Al principio del libro, José Emilio Pacheco, hace una descripción de la época en la cuál era presidente de México Miguel Alemán (1946-1952). Es una crítica social, que describe lo que el personaje observaba, como caricaturas, películas y personajes. Crisis en el país, inundaciones, epidemias y pero sobre todo, la esperanza de que en el dos mil se modernizara y pacificara la situación social, era lo que reinaban en la población de esa época.  Comienzan a ponerse de moda las palabras en inglés, así como la comida, bebidas y algunos automóviles. Poco a poco, se comienza a dar una “modernización” por parte del Señorpresidente, sin embargo él protagonista, comenta que eran construcciones sin acabar, por lo que todo era falso o interminable.

Ya en los demás capítulos, hablaba de las personas a su alrededor, como Bernardo Mondragón, el profesor de la clase, así como Jim, que nación en San Francisco, Toru que es japonés, Peralta y Rosales, sus compañeros de clase.

Carlos, el protagonista, narra que vive en la colonia Roma, un lugar que esta junto a la colonia Doctores, pero que a diferencia de ésta, en Romita, acechaba el señor del costal y el roba chicos, lo cual entiendo como un lugar con mucha delincuencia y pobreza.

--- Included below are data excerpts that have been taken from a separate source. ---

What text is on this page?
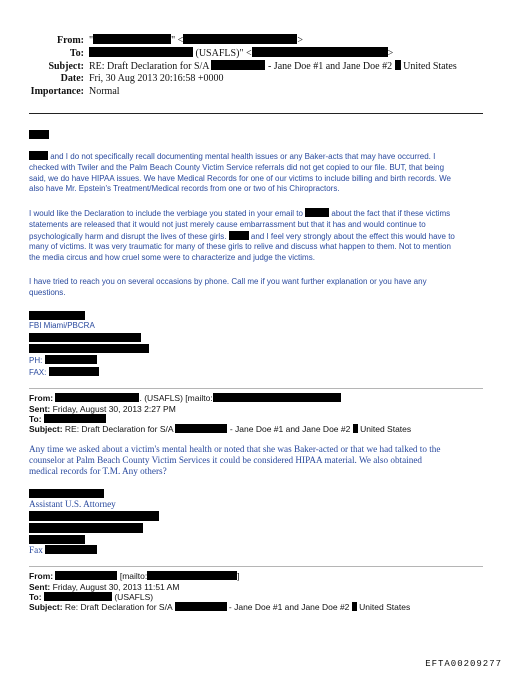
From: "	" <	>
To:	(USAFLS)" <	>
Subject: RE: Draft Declaration for S/A	- Jane Doe #1 and Jane Doe #2 United States
Date: Fri, 30 Aug 2013 20:16:58 +0000
Importance: Normal
and I do not specifically recall documenting mental health issues or any Baker-acts that may have occurred. I
checked with Twiler and the Palm Beach County Victim Service referrals did not get copied to our file. BUT, that being
said, we do have HIPAA issues. We have Medical Records for one of our victims to include billing and birth records. We
also have Mr. Epstein's Treatment/Medical records from one or two of his Chiropractors.
I would like the Declaration to include the verbiage you stated in your email to	about the fact that if these victims
statements are released that it would not just merely cause embarrassment but that it has and would continue to
psychologically harm and disrupt the lives of these girls.	and I feel very strongly about the effect this would have to
many of victims. It was very traumatic for many of these girls to relive and discuss what happen to them. Not to mention
the media circus and how cruel some were to characterize and judge the victims.
I have tried to reach you on several occasions by phone. Call me if you want further explanation or you have any
questions.
FBI Miami/PBCRA
PH:
FAX:
From:	. (USAFLS) [mailto:
Sent: Friday, August 30, 2013 2:27 PM
To:
Subject: RE: Draft Declaration for S/A	- Jane Doe #1 and Jane Doe #2 United States
Any time we asked about a victim's mental health or noted that she was Baker-acted or that we had talked to the
counselor at Palm Beach County Victim Services it could be considered HIPAA material. We also obtained
medical records for T.M. Any others?
Assistant U.S. Attorney
Fax
From:	[mailto:	]
Sent: Friday, August 30, 2013 11:51 AM
To:	(USAFLS)
Subject: Re: Draft Declaration for S/A	- Jane Doe #1 and Jane Doe #2 United States
EFTA00209277
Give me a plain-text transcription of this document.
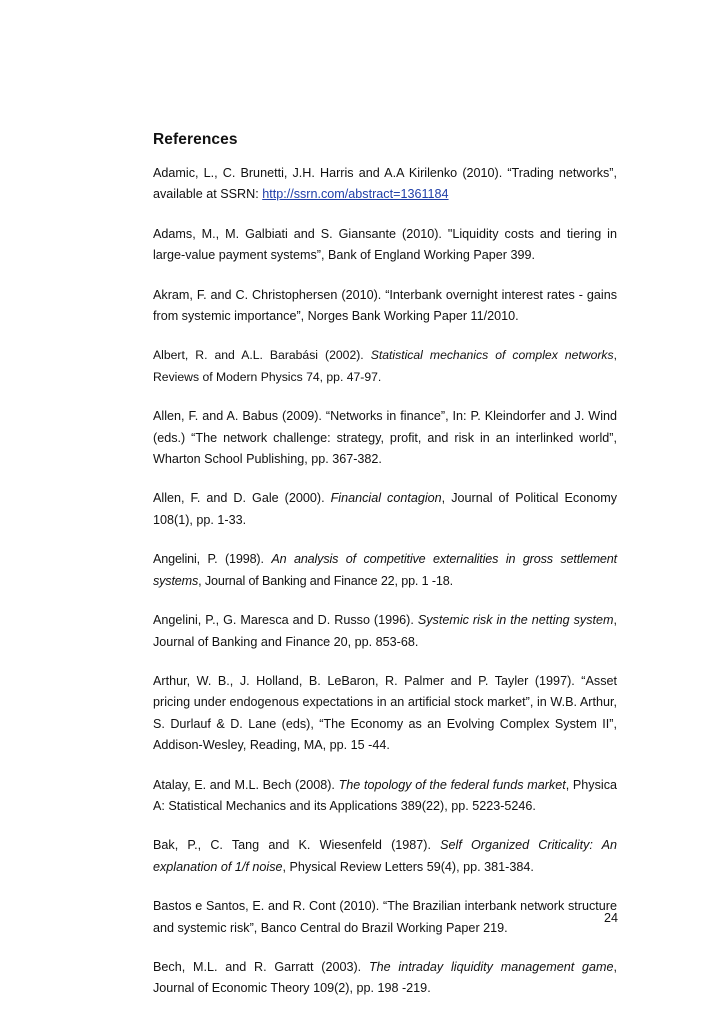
References

Adamic, L., C. Brunetti, J.H. Harris and A.A Kirilenko (2010). “Trading networks”, available at SSRN: http://ssrn.com/abstract=1361184

Adams, M., M. Galbiati and S. Giansante (2010). "Liquidity costs and tiering in large-value payment systems”, Bank of England Working Paper 399.

Akram, F. and C. Christophersen (2010). “Interbank overnight interest rates - gains from systemic importance”, Norges Bank Working Paper 11/2010.

Albert, R. and A.L. Barabási (2002). Statistical mechanics of complex networks, Reviews of Modern Physics 74, pp. 47-97.

Allen, F. and A. Babus (2009). “Networks in finance”, In: P. Kleindorfer and J. Wind (eds.) “The network challenge: strategy, profit, and risk in an interlinked world”, Wharton School Publishing, pp. 367-382.

Allen, F. and D. Gale (2000). Financial contagion, Journal of Political Economy 108(1), pp. 1-33.

Angelini, P. (1998). An analysis of competitive externalities in gross settlement systems, Journal of Banking and Finance 22, pp. 1 -18.

Angelini, P., G. Maresca and D. Russo (1996). Systemic risk in the netting system, Journal of Banking and Finance 20, pp. 853-68.

Arthur, W. B., J. Holland, B. LeBaron, R. Palmer and P. Tayler (1997). “Asset pricing under endogenous expectations in an artificial stock market”, in W.B. Arthur, S. Durlauf & D. Lane (eds), “The Economy as an Evolving Complex System II”, Addison-Wesley, Reading, MA, pp. 15 -44.

Atalay, E. and M.L. Bech (2008). The topology of the federal funds market, Physica A: Statistical Mechanics and its Applications 389(22), pp. 5223-5246.

Bak, P., C. Tang and K. Wiesenfeld (1987). Self Organized Criticality: An explanation of 1/f noise, Physical Review Letters 59(4), pp. 381-384.

Bastos e Santos, E. and R. Cont (2010). “The Brazilian interbank network structure and systemic risk”, Banco Central do Brazil Working Paper 219.

Bech, M.L. and R. Garratt (2003). The intraday liquidity management game, Journal of Economic Theory 109(2), pp. 198 -219.

24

También describe las “batallas en el desierto”, pues las llamaban así por encontrarse en un terreno con mucha tierra y nada de vegetación o edificios cerca. El niño no entendía lo que era una guerra, a diferencia de sus padres que habían vivido en ella, pero jugaba a las batallas con sus amigos.

Jim es prácticamente el único amigo de Carlitos, y se pregunta por qué si Jim es hijo de un funcionario, asiste a una escuela pública y no tiene tanto dinero. Se pregunta, por qué la mamá de Jim vive en un edificio cerca de la escuela, haciendo conjeturas, sobre la infidelidad del padre y comentando los rumores que existen en la escuela sobre Jim, sin embargo él decide no creer en eso y recordar que Jim es un buen amigo.

A la par de su relato, hace una crítica sobre el gobierno. Dice que se roba mucho dinero, se explota a la gente, se hacen falsas promesas, se vende al extranjero y se realizan actividades injustas y corruptas, dejando a la población cada vez más pobre.

Carlitos es invitado a casa de Jim, y al encontrarse con su mamá, se enamora perdidamente de ella, intentado comportarse de la mejor manera para impresionarla, quedando totalmente ilusionado y enamorado, sin embargo sabe bien, que nada puede suceder entre ellos. Cada día se enamora más de Mariana, pero le es imposible volver a encontrársela cuando iba a casa de Jim, intentando sacarle información a él, pero siempre era muy poca.

Estando en clase, Carlos no se contiene las ganas de ir a visitar a Mariana, y se escapa de la escuela. Llega al departamento y es ella quien le abre. Muy preocupado, exaltado y replicando que no le comentara nada a nadie, él se decide a decirle que estaba enamorado de ella. Mariana lo toma de la mano y le hace saber que eso no es posible, pues ella es muy grande para él. Al regresar a su casa, el profesor Mondragón y Jim ya habían llamado preguntando por él, y es a partir de aquí, que las sospechas sobre si él había visto a Mariana y si estaba enamorado de ella, se hacen muy evidentes ante su familia, amigos de la escuela y sobre todo con Jim.

Toda ésta situación, orilla a sus padres a creer que estaba loco o mal de la cabeza, llevándolo con el sacerdote para librarlo de pecado y pagar su penitencia, después con el psiquiatra quien lo cuestiona y pide que realice una serie de cuestionarios para saber sobre su estado mental.

Después de muchos años, Carlitos y su familia, se cambian de casa, de escuela y sus hermanos se van a estudiar a Estados Unidos. Pero un día, Carlitos se encuentra a Rosales, un amigo de la infancia, quien le confiesa que Mariana ha muerto, probablemente se suicido y que Jim ahora está en San Francisco con su verdadero papá. Carlos no puede creerlo y se decide a ir en búsqueda de Mariana y Jim, sin embargo, al llegar al edificio todos le dicen que ahí nunca vivió alguien con esos nombres, nadie puede darle señales sobre ellos.

Probablemente el papá de Jim mando a callar a todos, quizá ella no murió, pero lo que sí pasó, es que Carlos nunca pudo dejar de recordar que estaba enamorado de ella.